Tiddles stretched his body, bending his long clawed fingers back and forth, seemingly stiff. "If you are going to stay with us, " he said, "then I am going to educate you, so you can be useful."
"I won't help you," Elsa said.
"Your choice." Tiddles left the clearing and went back inside the camp. His onlookers followed. After a long beat, Elsa went after him as well.
Tiddles met with a group of older Skree. Elsa guessed they were older, being larger and leaner, with hints of excess skin around their jaws. Several of them were in the process of molting, and they all had duller scales than the other Skree. The group ignored her even to within a few paces, close enough that she could look over their shoulders to see the map they had gathered around. It was easy to recognize Mondane, the city at the base of a great mountain. Beyond that, she knew little. Elsa had always considered herself quite well spoken, but she had not been taught letters or figures.
"Elsa, do you know this area well?"
She jumped at Tiddles voice, and all those reptilian eyes were suddenly upon her. They never blinked, but their forked tongues slipped in and out of their snouts with regularity. He was pointing to a blot of green on the map.

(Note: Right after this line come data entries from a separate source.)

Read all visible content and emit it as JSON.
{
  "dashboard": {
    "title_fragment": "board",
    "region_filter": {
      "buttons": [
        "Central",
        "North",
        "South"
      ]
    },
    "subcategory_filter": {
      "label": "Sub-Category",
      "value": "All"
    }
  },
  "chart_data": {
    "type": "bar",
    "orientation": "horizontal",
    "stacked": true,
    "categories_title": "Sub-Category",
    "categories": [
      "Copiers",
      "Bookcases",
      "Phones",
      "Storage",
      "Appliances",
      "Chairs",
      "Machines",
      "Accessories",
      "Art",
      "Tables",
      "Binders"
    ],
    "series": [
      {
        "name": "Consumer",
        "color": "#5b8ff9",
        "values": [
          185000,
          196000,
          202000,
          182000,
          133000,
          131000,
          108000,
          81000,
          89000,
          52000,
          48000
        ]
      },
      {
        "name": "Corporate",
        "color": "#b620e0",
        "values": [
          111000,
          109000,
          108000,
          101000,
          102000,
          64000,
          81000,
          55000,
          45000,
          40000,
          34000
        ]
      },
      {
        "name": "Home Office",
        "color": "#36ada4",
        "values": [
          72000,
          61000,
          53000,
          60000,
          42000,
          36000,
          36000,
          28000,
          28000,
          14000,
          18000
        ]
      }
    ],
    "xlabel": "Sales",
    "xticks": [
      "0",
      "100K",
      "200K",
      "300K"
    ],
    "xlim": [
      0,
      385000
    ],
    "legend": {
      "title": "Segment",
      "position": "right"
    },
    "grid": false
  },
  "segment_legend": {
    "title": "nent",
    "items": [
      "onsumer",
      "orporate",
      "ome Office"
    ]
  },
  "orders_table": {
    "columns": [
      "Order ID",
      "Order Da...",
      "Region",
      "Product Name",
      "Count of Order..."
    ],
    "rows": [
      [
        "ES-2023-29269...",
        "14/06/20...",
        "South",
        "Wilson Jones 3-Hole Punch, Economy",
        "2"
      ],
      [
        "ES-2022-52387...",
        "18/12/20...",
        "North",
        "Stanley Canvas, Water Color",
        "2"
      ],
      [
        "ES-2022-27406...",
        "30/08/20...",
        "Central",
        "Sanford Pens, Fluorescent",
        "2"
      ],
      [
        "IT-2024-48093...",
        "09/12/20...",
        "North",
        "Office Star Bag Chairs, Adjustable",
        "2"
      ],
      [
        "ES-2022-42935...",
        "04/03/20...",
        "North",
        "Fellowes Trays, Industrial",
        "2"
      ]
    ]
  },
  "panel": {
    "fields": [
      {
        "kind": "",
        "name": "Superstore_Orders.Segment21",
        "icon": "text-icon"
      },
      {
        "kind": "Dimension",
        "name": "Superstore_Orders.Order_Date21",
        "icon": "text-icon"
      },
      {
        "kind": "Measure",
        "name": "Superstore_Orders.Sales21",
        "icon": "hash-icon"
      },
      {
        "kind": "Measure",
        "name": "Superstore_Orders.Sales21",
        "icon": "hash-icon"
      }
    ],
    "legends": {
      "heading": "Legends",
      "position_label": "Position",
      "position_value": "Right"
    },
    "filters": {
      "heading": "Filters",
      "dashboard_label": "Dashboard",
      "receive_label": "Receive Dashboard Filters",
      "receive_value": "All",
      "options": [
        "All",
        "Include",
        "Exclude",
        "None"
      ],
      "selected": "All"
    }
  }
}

"Is that where we are?" she asked. "I've been in this wood before, and there isn't much to say about it."
"No other bandit groups?"
Elsa shrugged. The band she'd traveled with had been living off the wreckage of Mondane for weeks. Before that, it was refugees on the road fleeing the city. The forest was good for hiding if someone was after you, but there was so much wrong in the world since Mok's folly, you had to rob a noble to get any attention. Elsa had never robbed a noble. She preferred not to rob anyone. A little stealing could keep her afloat when it was needed. The men of her band hadn't had the same qualms. You didn't always get to choose who you survived with.
"What about these settlements?"Tiddles talons tapped a few small dots on the parchment.
"What are their names?" Elsa said.
"Evenbend, Gartendall, and Bolderick."
"Bolderick was burned," she said. "The other two are both Falling house."
"What does that mean?"
Elsa took a few steps back, crossed her arms, started to walk away, didn't have anywhere to go, turned around a few times, and finally leaned against a nearby tree. Tiddles trilled at her, and returned to his conversation with the elders.
"I'm not going to help you," she said, and the forest ignored her.